À propos...
"L'œuvre de Gustave Moreau, plus que toute autre, vérifie ce propos de Georges Bataille : « La peinture fait écrire ». On trouve en effet peu d'exemples d'œuvres plastiques autant travaillées par le commentaire littéraire, de tentative aussi poussée d'accouchement d'une lisibilité qui s'y trouverait, ou qu'on a cru y trouver ou y retrouver. A ce point que malgré sa « dénonciation de cette opinion imbécile et injuste » qui le présente comme « trop littéraire pour un peintre »1, G. Moreau a vu passer sa fortune par le canal obligé de A rebours et de l'imaginaire fin-de-siècle que ce livre a généré. Couple emblématique des relations croisées du lisible avec le visible, Huysmans et G. Moreau permettent de poser la question de la lisibilité du visible d'une façon qu'on voudrait croire exemplaire – en ce sens où elle devrait permettre de clarifier la façon dont l'image et le mot entretissent leurs langages spécifiques –, mais qui se révèle beaucoup plus insidieuse qu'il n'y paraît.

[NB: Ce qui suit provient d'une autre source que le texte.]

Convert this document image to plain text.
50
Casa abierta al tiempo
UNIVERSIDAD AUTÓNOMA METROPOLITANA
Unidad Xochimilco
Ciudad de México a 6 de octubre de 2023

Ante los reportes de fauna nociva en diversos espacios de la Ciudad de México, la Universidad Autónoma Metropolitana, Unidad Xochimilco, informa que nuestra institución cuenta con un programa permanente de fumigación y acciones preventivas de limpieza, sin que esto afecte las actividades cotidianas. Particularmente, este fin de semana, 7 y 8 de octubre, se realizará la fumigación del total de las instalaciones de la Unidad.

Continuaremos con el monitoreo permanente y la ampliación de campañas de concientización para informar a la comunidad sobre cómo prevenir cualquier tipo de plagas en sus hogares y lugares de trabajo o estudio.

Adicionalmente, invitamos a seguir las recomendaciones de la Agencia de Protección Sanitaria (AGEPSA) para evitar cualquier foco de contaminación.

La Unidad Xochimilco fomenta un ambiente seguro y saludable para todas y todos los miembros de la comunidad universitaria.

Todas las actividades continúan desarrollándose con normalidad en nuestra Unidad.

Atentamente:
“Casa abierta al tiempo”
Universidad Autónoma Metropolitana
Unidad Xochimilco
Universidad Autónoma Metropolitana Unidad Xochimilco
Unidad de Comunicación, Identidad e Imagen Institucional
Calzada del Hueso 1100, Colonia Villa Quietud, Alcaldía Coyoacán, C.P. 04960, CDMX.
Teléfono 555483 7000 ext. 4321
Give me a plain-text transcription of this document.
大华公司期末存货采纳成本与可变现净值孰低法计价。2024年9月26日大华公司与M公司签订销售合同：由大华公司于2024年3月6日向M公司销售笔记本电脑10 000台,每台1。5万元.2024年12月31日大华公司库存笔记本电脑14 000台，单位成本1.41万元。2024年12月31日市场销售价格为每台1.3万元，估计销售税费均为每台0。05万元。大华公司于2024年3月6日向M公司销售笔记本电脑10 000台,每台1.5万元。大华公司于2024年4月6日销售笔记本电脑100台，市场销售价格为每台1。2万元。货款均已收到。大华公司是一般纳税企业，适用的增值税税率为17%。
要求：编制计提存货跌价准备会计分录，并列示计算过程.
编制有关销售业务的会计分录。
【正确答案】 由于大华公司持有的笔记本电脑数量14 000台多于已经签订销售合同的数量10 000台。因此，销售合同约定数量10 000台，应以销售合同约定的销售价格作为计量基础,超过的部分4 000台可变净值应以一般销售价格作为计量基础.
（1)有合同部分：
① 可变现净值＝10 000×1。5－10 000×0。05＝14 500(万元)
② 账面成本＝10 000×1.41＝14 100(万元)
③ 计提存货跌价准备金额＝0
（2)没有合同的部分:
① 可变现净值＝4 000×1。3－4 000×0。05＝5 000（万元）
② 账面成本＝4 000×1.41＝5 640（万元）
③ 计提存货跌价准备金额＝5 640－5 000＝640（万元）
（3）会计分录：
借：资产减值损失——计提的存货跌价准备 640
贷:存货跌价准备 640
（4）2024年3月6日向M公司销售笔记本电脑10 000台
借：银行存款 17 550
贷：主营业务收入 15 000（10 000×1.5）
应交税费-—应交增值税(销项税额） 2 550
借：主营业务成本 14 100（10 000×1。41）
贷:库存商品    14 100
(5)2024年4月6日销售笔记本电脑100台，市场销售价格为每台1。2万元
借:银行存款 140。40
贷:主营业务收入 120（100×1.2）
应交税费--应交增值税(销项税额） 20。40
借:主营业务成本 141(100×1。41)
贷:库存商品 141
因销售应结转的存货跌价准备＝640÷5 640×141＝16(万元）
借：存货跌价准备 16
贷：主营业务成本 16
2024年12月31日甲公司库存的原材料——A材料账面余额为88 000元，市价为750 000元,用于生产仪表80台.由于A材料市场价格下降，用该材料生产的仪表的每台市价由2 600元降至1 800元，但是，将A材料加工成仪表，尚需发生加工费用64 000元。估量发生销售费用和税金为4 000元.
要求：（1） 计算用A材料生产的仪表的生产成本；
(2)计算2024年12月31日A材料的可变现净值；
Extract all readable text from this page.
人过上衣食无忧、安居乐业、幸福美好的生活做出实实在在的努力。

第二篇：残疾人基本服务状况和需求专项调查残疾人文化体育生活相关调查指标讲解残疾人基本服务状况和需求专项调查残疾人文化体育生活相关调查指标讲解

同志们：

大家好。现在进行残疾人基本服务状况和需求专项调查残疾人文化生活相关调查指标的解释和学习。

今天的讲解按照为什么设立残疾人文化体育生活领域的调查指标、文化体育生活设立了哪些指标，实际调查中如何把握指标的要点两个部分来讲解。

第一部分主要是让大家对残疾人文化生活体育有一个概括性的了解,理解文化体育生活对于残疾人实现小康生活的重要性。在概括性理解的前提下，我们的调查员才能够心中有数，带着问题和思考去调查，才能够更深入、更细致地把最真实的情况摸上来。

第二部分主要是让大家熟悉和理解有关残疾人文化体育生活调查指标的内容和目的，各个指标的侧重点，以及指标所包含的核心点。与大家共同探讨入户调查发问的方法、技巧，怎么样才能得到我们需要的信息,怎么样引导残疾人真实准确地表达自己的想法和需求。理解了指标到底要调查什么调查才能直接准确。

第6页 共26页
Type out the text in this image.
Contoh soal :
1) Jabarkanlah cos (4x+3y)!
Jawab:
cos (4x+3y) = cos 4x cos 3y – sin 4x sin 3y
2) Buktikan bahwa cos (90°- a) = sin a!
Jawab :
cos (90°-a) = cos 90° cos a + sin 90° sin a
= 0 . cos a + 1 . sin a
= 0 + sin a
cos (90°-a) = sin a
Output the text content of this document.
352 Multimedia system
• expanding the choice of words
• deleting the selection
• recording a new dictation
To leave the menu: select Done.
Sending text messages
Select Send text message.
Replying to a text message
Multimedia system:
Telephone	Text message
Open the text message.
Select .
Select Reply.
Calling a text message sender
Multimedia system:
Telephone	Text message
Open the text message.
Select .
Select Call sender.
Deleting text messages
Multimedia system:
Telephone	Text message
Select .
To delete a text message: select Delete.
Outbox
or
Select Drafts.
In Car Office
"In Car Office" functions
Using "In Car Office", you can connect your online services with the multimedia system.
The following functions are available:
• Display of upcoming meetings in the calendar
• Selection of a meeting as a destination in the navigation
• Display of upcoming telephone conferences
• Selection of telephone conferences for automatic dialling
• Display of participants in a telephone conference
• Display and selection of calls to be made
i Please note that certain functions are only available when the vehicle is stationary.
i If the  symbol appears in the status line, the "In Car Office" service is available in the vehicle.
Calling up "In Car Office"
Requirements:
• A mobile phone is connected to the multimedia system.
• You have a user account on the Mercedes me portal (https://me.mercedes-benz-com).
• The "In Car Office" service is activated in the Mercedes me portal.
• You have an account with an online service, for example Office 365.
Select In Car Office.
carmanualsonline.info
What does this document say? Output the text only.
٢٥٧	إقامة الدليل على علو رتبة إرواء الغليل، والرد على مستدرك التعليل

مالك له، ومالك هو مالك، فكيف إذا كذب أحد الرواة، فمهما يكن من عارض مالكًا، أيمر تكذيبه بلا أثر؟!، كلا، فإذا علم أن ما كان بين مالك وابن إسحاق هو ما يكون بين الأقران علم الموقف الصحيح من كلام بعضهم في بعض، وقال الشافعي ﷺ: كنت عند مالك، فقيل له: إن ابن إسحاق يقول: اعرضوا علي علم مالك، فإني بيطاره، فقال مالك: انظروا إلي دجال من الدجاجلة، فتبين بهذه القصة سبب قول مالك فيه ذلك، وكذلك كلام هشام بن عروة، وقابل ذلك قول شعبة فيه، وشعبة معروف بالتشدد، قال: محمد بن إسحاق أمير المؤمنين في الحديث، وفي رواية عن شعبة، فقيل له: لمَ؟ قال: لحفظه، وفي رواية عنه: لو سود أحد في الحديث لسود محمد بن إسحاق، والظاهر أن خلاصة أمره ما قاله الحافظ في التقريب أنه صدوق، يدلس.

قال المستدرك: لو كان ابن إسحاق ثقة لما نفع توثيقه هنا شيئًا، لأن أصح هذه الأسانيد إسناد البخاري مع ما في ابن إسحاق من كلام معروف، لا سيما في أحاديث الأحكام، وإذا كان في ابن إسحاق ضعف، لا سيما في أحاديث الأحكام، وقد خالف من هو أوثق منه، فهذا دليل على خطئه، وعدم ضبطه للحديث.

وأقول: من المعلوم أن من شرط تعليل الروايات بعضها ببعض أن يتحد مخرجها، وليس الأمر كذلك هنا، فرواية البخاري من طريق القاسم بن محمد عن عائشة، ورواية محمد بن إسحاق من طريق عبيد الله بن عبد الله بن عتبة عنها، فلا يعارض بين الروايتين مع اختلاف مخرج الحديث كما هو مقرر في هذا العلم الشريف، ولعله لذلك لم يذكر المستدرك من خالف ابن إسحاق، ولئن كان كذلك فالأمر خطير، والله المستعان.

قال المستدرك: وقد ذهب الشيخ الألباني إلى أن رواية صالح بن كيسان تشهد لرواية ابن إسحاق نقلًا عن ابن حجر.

Car si les textes que Huysmans consacre à Moreau se présentent d'abord comme des moments de déploiement du « faire voir », selon la vieille conception de l'ekphrasis, si cette visibilité est censée passer tout entière dans le discours qui la recueille, la lisibilité ainsi induite bute sur l'indécodable et l'indécidable. Borne et lisière du texte, le tableau parle sans doute, mais à la manière de ce sphinx flaubertien auquel la ventriloque de A rebours a prêté sa voix, dans un « terrible duo » (AR, 211) avec la chimère, duo auquel on pourrait peut-être donner un sens allégorique : la visibilité du sphinx n'ôte rien à son impénétrabilité, tandis que la chimère « hérissée », bel avatar du poète inspiré, continue sa quête d'un au-delà du visible."
(Joël Dalançon, Huysmans et Gustave Moreau ou l'illisibilité de la peinture, 2005)[Gustave Moreau, Anges suivant les trois rois mages, Musée Gustave Moreau, Paris]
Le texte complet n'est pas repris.